Over the last few years, I’ve tried a number of different cornbread recipes, trying to find one that was delicious while not terribly unhealthy. After about 7 different recipes, I gave up. I’m afraid I just can’t reconcile myself with any other cornbread recipe than the one I grew up eating. And no, it’s not healthy. It has so much butter and sugar in it that it’s almost a dessert.
Growing up, we often ate this cornbread with my mom’s homemade baked beans. Two items were highly sought after–the sugared salt pork on top of the beans and the cornbread. We had a rule about how much of your beans you had to eat before you could have more cornbread. There was even honey butter to slather on it. Yeah, my mom is awesome.
If you peruse the web much for cornbread recipes, you’ll find that people tend to have very specific ideas of what cornbread should be like. Some like it not-too-sweet, some like it dry so that it soaks up lots of butter, some like it sweet (some folks even make theirs with a cake mix in the batter), and still others like to mix in chilies or creamed corn.

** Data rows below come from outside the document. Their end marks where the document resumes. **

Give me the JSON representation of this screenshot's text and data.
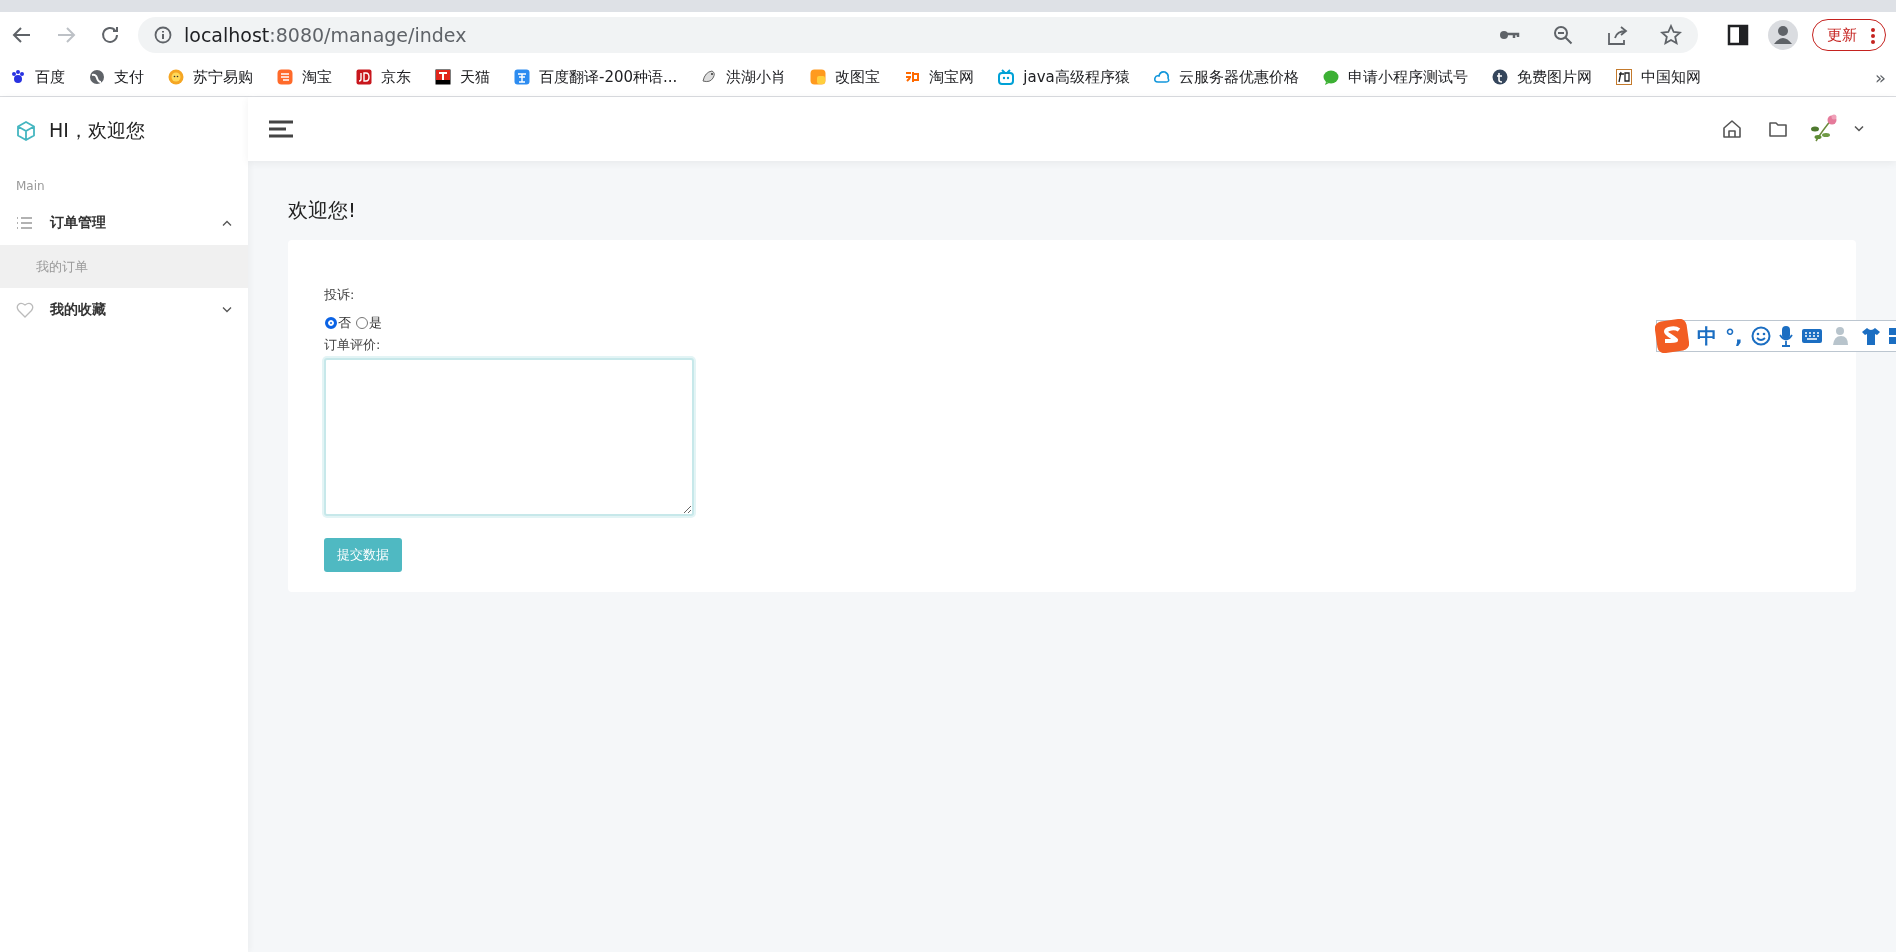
{
  "browser": {
    "url_host": "localhost",
    "url_rest": ":8080/manage/index",
    "update_button": "更新",
    "bookmarks": [
      {
        "label": "百度"
      },
      {
        "label": "支付"
      },
      {
        "label": "苏宁易购"
      },
      {
        "label": "淘宝"
      },
      {
        "label": "京东"
      },
      {
        "label": "天猫"
      },
      {
        "label": "百度翻译-200种语..."
      },
      {
        "label": "洪湖小肖"
      },
      {
        "label": "改图宝"
      },
      {
        "label": "淘宝网"
      },
      {
        "label": "java高级程序猿"
      },
      {
        "label": "云服务器优惠价格"
      },
      {
        "label": "申请小程序测试号"
      },
      {
        "label": "免费图片网"
      },
      {
        "label": "中国知网"
      }
    ],
    "more": "»"
  },
  "sidebar": {
    "title": "HI，欢迎您",
    "section": "Main",
    "menu": [
      {
        "label": "订单管理",
        "expanded": true,
        "children": [
          {
            "label": "我的订单",
            "selected": true
          }
        ]
      },
      {
        "label": "我的收藏",
        "expanded": false
      }
    ]
  },
  "page": {
    "heading": "欢迎您!",
    "complaint_label": "投诉:",
    "options": [
      {
        "label": "否",
        "selected": true
      },
      {
        "label": "是",
        "selected": false
      }
    ],
    "review_label": "订单评价:",
    "submit": "提交数据"
  },
  "ime": {
    "labels": [
      "中",
      "°,"
    ]
  }
}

This particular recipe for cornbread is based on my mother’s recipe, and it is sweet and buttery, with a tender, cake-like texture. I made it for my roommates my first semester of college, and the entire pan was gone almost in the blink of an eye. Be sure not to over-bake it to make sure it doesn’t dry out–pull it out of the oven when a toothpick inserted in the center comes out with a couple crumbs attached. Enjoy it with some fresh-whipped honey butter or a hot bowl of chili–perfect for a blustery fall evening!
- 1/2 cup (1 stick) butter
- 1 cup sugar
- 2 eggs
- 1 cup cornmeal
- 1 1/2 cups flour (spooned lightly and leveled with a knife)
- 3/4 tsp. baking powder
- 3/4 tsp. baking soda
- 1/2 tsp. salt
- 1 cup buttermilk
Preheat oven to 375*.
Cream butter and sugar until light and fluffy. Ad eggs and cornmeal and mix well. In a separate bowl, whisk together flour, baking powder, baking soda, and salt. Add to egg mixture alternating with the buttermilk, mixing thoroughly after each addition. Bake in a greased 8" pan for 25-35 minutes or until a toothpick inserted in the center comes out with a few crumbs attached. Be careful not to over-bake!